Kids develop phonological awareness from birth till kindergarten and usually master it after the completion of first grade. But phonemic awareness is a subsection of phonological awareness. It revolves around manipulating individual sounds to pronounce words.

  1. Are phonemic awareness activities practiced at school?

Phonemic awareness activities are an essential part of kindergarten. You can also engage your kids in various phonemic awareness activities at home.

  1. Can phonological and phonemic awareness help kids guess words?

Your kids will be able to guess words after hearing the initial sound with the help of phonological and phonemic awareness. You can also blend the syllables in words and see if your kid is able to encode the word.

  1. Is phonological and phonemic awareness essential for making my kid understand the concept of rhyming words?

The idea behind rhyming words is that they have a similar sound. When your kids don't develop phonological and phonemic awareness, they won't be able to identify rhyming words.

  1. Can phonological and phonemic awareness help kids identify syllables?

Phonological and phonemic awareness is essential to make kids identify syllables. Learning to segment syllables encourages a kid to internalize how different letters sound.
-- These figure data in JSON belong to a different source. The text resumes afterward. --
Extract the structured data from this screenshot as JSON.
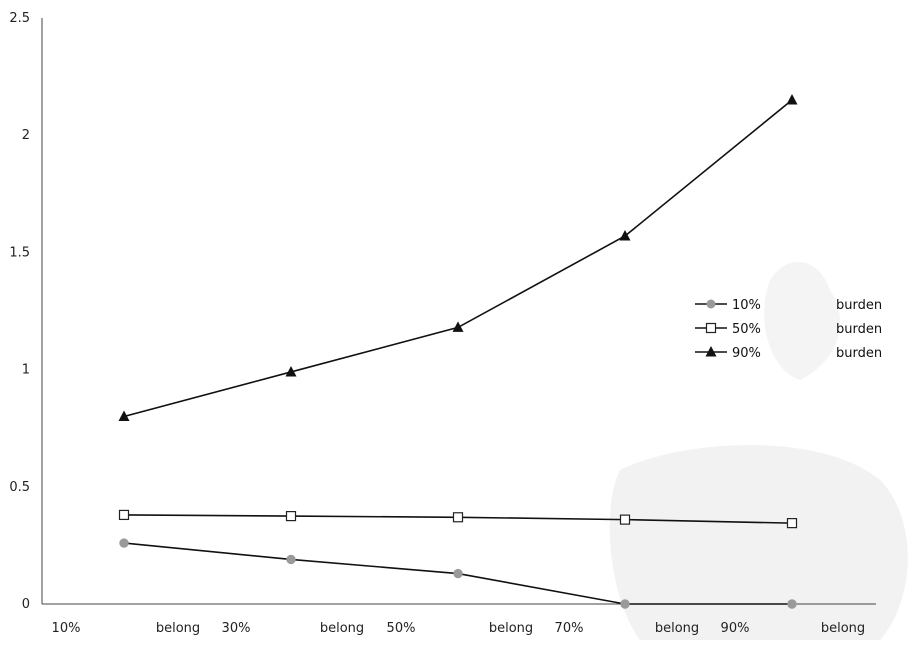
{
  "chart_data": {
    "type": "line",
    "x": [
      "10%",
      "30%",
      "50%",
      "70%",
      "90%"
    ],
    "ylim": [
      0,
      2.5
    ],
    "yticks": [
      "0",
      "0.5",
      "1",
      "1.5",
      "2",
      "2.5"
    ],
    "xtick_labels": [
      "10%",
      "belong",
      "30%",
      "belong",
      "50%",
      "belong",
      "70%",
      "belong",
      "90%",
      "belong"
    ],
    "grid": false,
    "legend_position": "right",
    "series": [
      {
        "name": "10%",
        "label_suffix": "burden",
        "marker": "circle",
        "color": "#9a9a9a",
        "values": [
          0.26,
          0.19,
          0.13,
          0.0,
          0.0
        ]
      },
      {
        "name": "50%",
        "label_suffix": "burden",
        "marker": "square",
        "color": "#ffffff",
        "values": [
          0.38,
          0.375,
          0.37,
          0.36,
          0.345
        ]
      },
      {
        "name": "90%",
        "label_suffix": "burden",
        "marker": "triangle",
        "color": "#111111",
        "values": [
          0.8,
          0.99,
          1.18,
          1.57,
          2.15
        ]
      }
    ]
  }
}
  1. What are the benefits of phonemic awareness activities?

Phonemic awareness activities ensure that kids are able to learn about how alphabets sound in a fun and creative way. If your kid is unable to match sounds with letters, they won't be able to develop reading skills. With phonemic awareness, kids will be able to "sound out" unfamiliar words. But you should know that every kid responds to phonemic awareness activities differently.

  1. What are some phonemic awareness activities to teach rhyming words?

You can encourage your kids to find a rhyming word for all the objects lying around the home. Even when you are outdoors, you can play a rhyme game with your children. Say a word in front of them and see if they are able to come up with something that rhymes with the word.